The sound of the television had ceased, leaving a vacuum of silence. Outside sounds were muffled by the double-glazed windows. In the House of Enchantment, there were none of these; Henry had come to enjoy the intrusion of sound. He looked down from the living room window, preferring his own view. Second floor, less than ideal for a child; stairs to traverse on the way out.

He could see the castle squatting to the left and the dark sea ahead of him.

Remembered his laptop. The scruffy library with internet access. Cerebral palsy .. . no typical profile for a child of five... depends upon severity ... epileptic fits?

He could see a child crawling across the floor, with one arm tucked beneath, hauling himself along with the other. He had retreated to the front door with his back to it, feeling in his pocket for the key, his shoulder touching the painted wood. The timid knock on the other side seemed to touch his spine. Henry stood upright, shook himself. He had every right to be here.

He was a prospective tenant. Must have been a dozen or three over the year. One of them left a cigarette end in the trash can; he'd seen it.

Francesca had smoked. Mild Indian cigarettes which were a password to conversation. That had been her smell. Henry opened the door.

'Oh. You.'

Standing on the threshold was the granny from the High Street who picked him out of the gutter and told him she lived round the corner from the house.

Three-quarters of a mile from here, level walking, but still a distance. She had a lit cigarette she hid behind her back.

'Thought it might be you,' she said, matter of factly. She walked straight through to the kitchen and stubbed out her cigarette in the sink. 'I live downstairs,' she said, as if that explained everything.

'Heard you. You've never been falling over again, have you?'

'No. It isn't a habit.'

'One of these days, maybe. Lovely flats, these. Do you want to buy it?'

'No.'

She moved to the window and tapped the sill. The clouds outside and the fading light seemed to meet with her approval. 'It wasn't like this, you know. You can't keep a place nice with a kid in it and she knew not to try. But she had a ladder with cushions on it by this window. That's where she'd sit. Reading, when she got the chance.'

'What did she read?'

'Books, of course. She gave most of them to me.

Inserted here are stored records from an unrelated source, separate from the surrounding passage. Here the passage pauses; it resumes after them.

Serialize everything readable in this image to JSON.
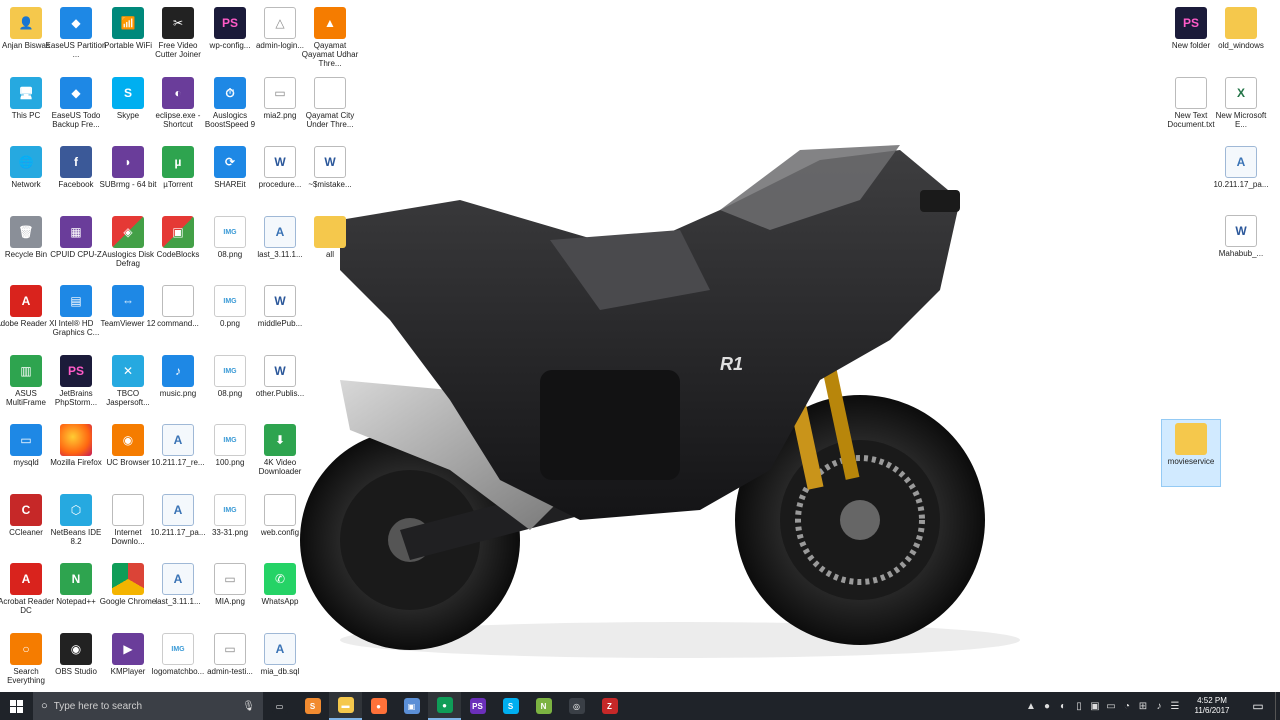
{
  "desktop": {
    "icons_left": [
      {
        "label": "Anjan Biswas",
        "icon": "user-folder-icon",
        "glyph": "👤",
        "style": "g-folder"
      },
      {
        "label": "EaseUS Partition ...",
        "icon": "easeus-partition-icon",
        "glyph": "◆",
        "style": "g-blue"
      },
      {
        "label": "Portable WiFi",
        "icon": "wifi-portable-icon",
        "glyph": "📶",
        "style": "g-teal"
      },
      {
        "label": "Free Video Cutter Joiner",
        "icon": "video-cutter-icon",
        "glyph": "✂",
        "style": "g-dark"
      },
      {
        "label": "wp-config...",
        "icon": "phpstorm-file-icon",
        "glyph": "PS",
        "style": "g-ps"
      },
      {
        "label": "admin-login...",
        "icon": "app-triangle-icon",
        "glyph": "△",
        "style": "g-doc"
      },
      {
        "label": "Qayamat Qayamat Udhar Thre...",
        "icon": "vlc-icon",
        "glyph": "▲",
        "style": "g-orange"
      },
      {
        "label": "This PC",
        "icon": "this-pc-icon",
        "glyph": "🖥",
        "style": "g-cyan"
      },
      {
        "label": "EaseUS Todo Backup Fre...",
        "icon": "easeus-todo-icon",
        "glyph": "◆",
        "style": "g-blue"
      },
      {
        "label": "Skype",
        "icon": "skype-icon",
        "glyph": "S",
        "style": "g-skype"
      },
      {
        "label": "eclipse.exe - Shortcut",
        "icon": "eclipse-icon",
        "glyph": "◐",
        "style": "g-purple"
      },
      {
        "label": "Auslogics BoostSpeed 9",
        "icon": "auslogics-boost-icon",
        "glyph": "⏱",
        "style": "g-blue"
      },
      {
        "label": "mia2.png",
        "icon": "image-file-icon",
        "glyph": "▭",
        "style": "g-doc"
      },
      {
        "label": "Qayamat City Under Thre...",
        "icon": "blank-file-icon",
        "glyph": "",
        "style": "g-doc"
      },
      {
        "label": "Network",
        "icon": "network-icon",
        "glyph": "🌐",
        "style": "g-cyan"
      },
      {
        "label": "Facebook",
        "icon": "facebook-icon",
        "glyph": "f",
        "style": "g-fb"
      },
      {
        "label": "SUBrmg - 64 bit",
        "icon": "dolphin-icon",
        "glyph": "◗",
        "style": "g-purple"
      },
      {
        "label": "µTorrent",
        "icon": "utorrent-icon",
        "glyph": "µ",
        "style": "g-green"
      },
      {
        "label": "SHAREit",
        "icon": "shareit-icon",
        "glyph": "⟳",
        "style": "g-blue"
      },
      {
        "label": "procedure...",
        "icon": "word-doc-icon",
        "glyph": "W",
        "style": "g-word"
      },
      {
        "label": "~$mistake...",
        "icon": "word-doc-icon",
        "glyph": "W",
        "style": "g-word"
      },
      {
        "label": "Recycle Bin",
        "icon": "recycle-bin-icon",
        "glyph": "🗑",
        "style": "g-grey"
      },
      {
        "label": "CPUID CPU-Z",
        "icon": "cpuz-icon",
        "glyph": "▦",
        "style": "g-purple"
      },
      {
        "label": "Auslogics Disk Defrag",
        "icon": "disk-defrag-icon",
        "glyph": "◈",
        "style": "g-multi"
      },
      {
        "label": "CodeBlocks",
        "icon": "codeblocks-icon",
        "glyph": "▣",
        "style": "g-multi"
      },
      {
        "label": "08.png",
        "icon": "image-file-icon",
        "glyph": "IMG",
        "style": "g-img"
      },
      {
        "label": "last_3.11.1...",
        "icon": "text-file-icon",
        "glyph": "A",
        "style": "g-txt"
      },
      {
        "label": "all",
        "icon": "folder-icon",
        "glyph": "",
        "style": "g-folder"
      },
      {
        "label": "Adobe Reader XI",
        "icon": "adobe-reader-icon",
        "glyph": "A",
        "style": "g-pdf"
      },
      {
        "label": "Intel® HD Graphics C...",
        "icon": "intel-graphics-icon",
        "glyph": "▤",
        "style": "g-blue"
      },
      {
        "label": "TeamViewer 12",
        "icon": "teamviewer-icon",
        "glyph": "⇔",
        "style": "g-blue"
      },
      {
        "label": "command...",
        "icon": "blank-file-icon",
        "glyph": "",
        "style": "g-doc"
      },
      {
        "label": "0.png",
        "icon": "image-file-icon",
        "glyph": "IMG",
        "style": "g-img"
      },
      {
        "label": "middlePub...",
        "icon": "word-doc-icon",
        "glyph": "W",
        "style": "g-word"
      },
      {
        "label": "ASUS MultiFrame",
        "icon": "asus-multiframe-icon",
        "glyph": "▥",
        "style": "g-green"
      },
      {
        "label": "JetBrains PhpStorm...",
        "icon": "phpstorm-icon",
        "glyph": "PS",
        "style": "g-ps"
      },
      {
        "label": "TBCO Jaspersoft...",
        "icon": "jaspersoft-icon",
        "glyph": "✕",
        "style": "g-cyan"
      },
      {
        "label": "music.png",
        "icon": "music-file-icon",
        "glyph": "♪",
        "style": "g-blue"
      },
      {
        "label": "08.png",
        "icon": "image-file-icon",
        "glyph": "IMG",
        "style": "g-img"
      },
      {
        "label": "other.Publis...",
        "icon": "word-doc-icon",
        "glyph": "W",
        "style": "g-word"
      },
      {
        "label": "mysqld",
        "icon": "mysql-window-icon",
        "glyph": "▭",
        "style": "g-blue"
      },
      {
        "label": "Mozilla Firefox",
        "icon": "firefox-icon",
        "glyph": "",
        "style": "g-firefox"
      },
      {
        "label": "UC Browser",
        "icon": "uc-browser-icon",
        "glyph": "◉",
        "style": "g-orange"
      },
      {
        "label": "10.211.17_re...",
        "icon": "text-file-icon",
        "glyph": "A",
        "style": "g-txt"
      },
      {
        "label": "100.png",
        "icon": "image-file-icon",
        "glyph": "IMG",
        "style": "g-img"
      },
      {
        "label": "4K Video Downloader",
        "icon": "video-downloader-icon",
        "glyph": "⬇",
        "style": "g-green"
      },
      {
        "label": "CCleaner",
        "icon": "ccleaner-icon",
        "glyph": "C",
        "style": "g-red"
      },
      {
        "label": "NetBeans IDE 8.2",
        "icon": "netbeans-icon",
        "glyph": "⬡",
        "style": "g-cyan"
      },
      {
        "label": "Internet Downlo...",
        "icon": "blank-file-icon",
        "glyph": "",
        "style": "g-doc"
      },
      {
        "label": "10.211.17_pa...",
        "icon": "text-file-icon",
        "glyph": "A",
        "style": "g-txt"
      },
      {
        "label": "33-31.png",
        "icon": "image-file-icon",
        "glyph": "IMG",
        "style": "g-img"
      },
      {
        "label": "web.config",
        "icon": "blank-file-icon",
        "glyph": "",
        "style": "g-doc"
      },
      {
        "label": "Acrobat Reader DC",
        "icon": "acrobat-icon",
        "glyph": "A",
        "style": "g-pdf"
      },
      {
        "label": "Notepad++",
        "icon": "notepad-plus-icon",
        "glyph": "N",
        "style": "g-green"
      },
      {
        "label": "Google Chrome",
        "icon": "chrome-icon",
        "glyph": "",
        "style": "g-chrome"
      },
      {
        "label": "last_3.11.1...",
        "icon": "text-file-icon",
        "glyph": "A",
        "style": "g-txt"
      },
      {
        "label": "MIA.png",
        "icon": "image-file-icon",
        "glyph": "▭",
        "style": "g-doc"
      },
      {
        "label": "WhatsApp",
        "icon": "whatsapp-icon",
        "glyph": "✆",
        "style": "g-whatsapp"
      },
      {
        "label": "Search Everything",
        "icon": "search-everything-icon",
        "glyph": "○",
        "style": "g-orange"
      },
      {
        "label": "OBS Studio",
        "icon": "obs-icon",
        "glyph": "◉",
        "style": "g-dark"
      },
      {
        "label": "KMPlayer",
        "icon": "kmplayer-icon",
        "glyph": "▶",
        "style": "g-purple"
      },
      {
        "label": "logomatchbo...",
        "icon": "image-file-icon",
        "glyph": "IMG",
        "style": "g-img"
      },
      {
        "label": "admin-testi...",
        "icon": "image-file-icon",
        "glyph": "▭",
        "style": "g-doc"
      },
      {
        "label": "mia_db.sql",
        "icon": "text-file-icon",
        "glyph": "A",
        "style": "g-txt"
      }
    ],
    "icons_right": [
      {
        "label": "New folder",
        "icon": "phpstorm-folder-icon",
        "glyph": "PS",
        "style": "g-ps"
      },
      {
        "label": "old_windows",
        "icon": "folder-icon",
        "glyph": "",
        "style": "g-folder"
      },
      {
        "label": "New Text Document.txt",
        "icon": "blank-file-icon",
        "glyph": "",
        "style": "g-doc"
      },
      {
        "label": "New Microsoft E...",
        "icon": "excel-file-icon",
        "glyph": "X",
        "style": "g-excel"
      },
      {
        "label": "10.211.17_pa...",
        "icon": "text-file-icon",
        "glyph": "A",
        "style": "g-txt"
      },
      {
        "label": "Mahabub_...",
        "icon": "word-doc-icon",
        "glyph": "W",
        "style": "g-word"
      },
      {
        "label": "movieservice",
        "icon": "zip-folder-icon",
        "glyph": "",
        "style": "g-folder"
      }
    ]
  },
  "taskbar": {
    "search_placeholder": "Type here to search",
    "apps": [
      {
        "name": "task-view-button",
        "glyph": "▭",
        "color": "#1f2329"
      },
      {
        "name": "taskbar-sublime-button",
        "glyph": "S",
        "color": "#f28b30"
      },
      {
        "name": "taskbar-file-explorer-button",
        "glyph": "▬",
        "color": "#f5c84c"
      },
      {
        "name": "taskbar-firefox-button",
        "glyph": "●",
        "color": "#ff7139"
      },
      {
        "name": "taskbar-virtualbox-button",
        "glyph": "▣",
        "color": "#5b8fd6"
      },
      {
        "name": "taskbar-chrome-button",
        "glyph": "●",
        "color": "#0f9d58"
      },
      {
        "name": "taskbar-phpstorm-button",
        "glyph": "PS",
        "color": "#6b2fba"
      },
      {
        "name": "taskbar-skype-button",
        "glyph": "S",
        "color": "#00aff0"
      },
      {
        "name": "taskbar-notepad-plus-button",
        "glyph": "N",
        "color": "#7cb342"
      },
      {
        "name": "taskbar-github-button",
        "glyph": "◎",
        "color": "#3a3f46"
      },
      {
        "name": "taskbar-filezilla-button",
        "glyph": "Z",
        "color": "#c62828"
      }
    ],
    "tray_icons": [
      "▲",
      "●",
      "◐",
      "▯",
      "▣",
      "▭",
      "◔",
      "⊞",
      "♪",
      "☰"
    ],
    "clock_time": "4:52 PM",
    "clock_date": "11/6/2017"
  },
  "colors": {
    "taskbar": "#1f2329",
    "search_box": "#3b3f46",
    "active_indicator": "#7fb4e8"
  }
}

She was forever giving things away.'

He felt a faint fluttering of the heart.

'She said they'd look nice in my living room and she was right about that. I never thought she wouldn't come back. Nor him, neither, poor little chap. Not that I've got much use for books. My eyes are bad now.' She stared at him and looked away. 'I got the books and the poofs got the video. I could have done with the video. I could have done without those two kids over my head, yelling fit to bust, and all I get's a few useless books. I miss her to death. She did everything the wrong way round and she was smashing.

Do you want these books, or not, since you're a friend of hers?'

He was nonplussed and nodding. She was on her feet, leading him out, telling him to lock up.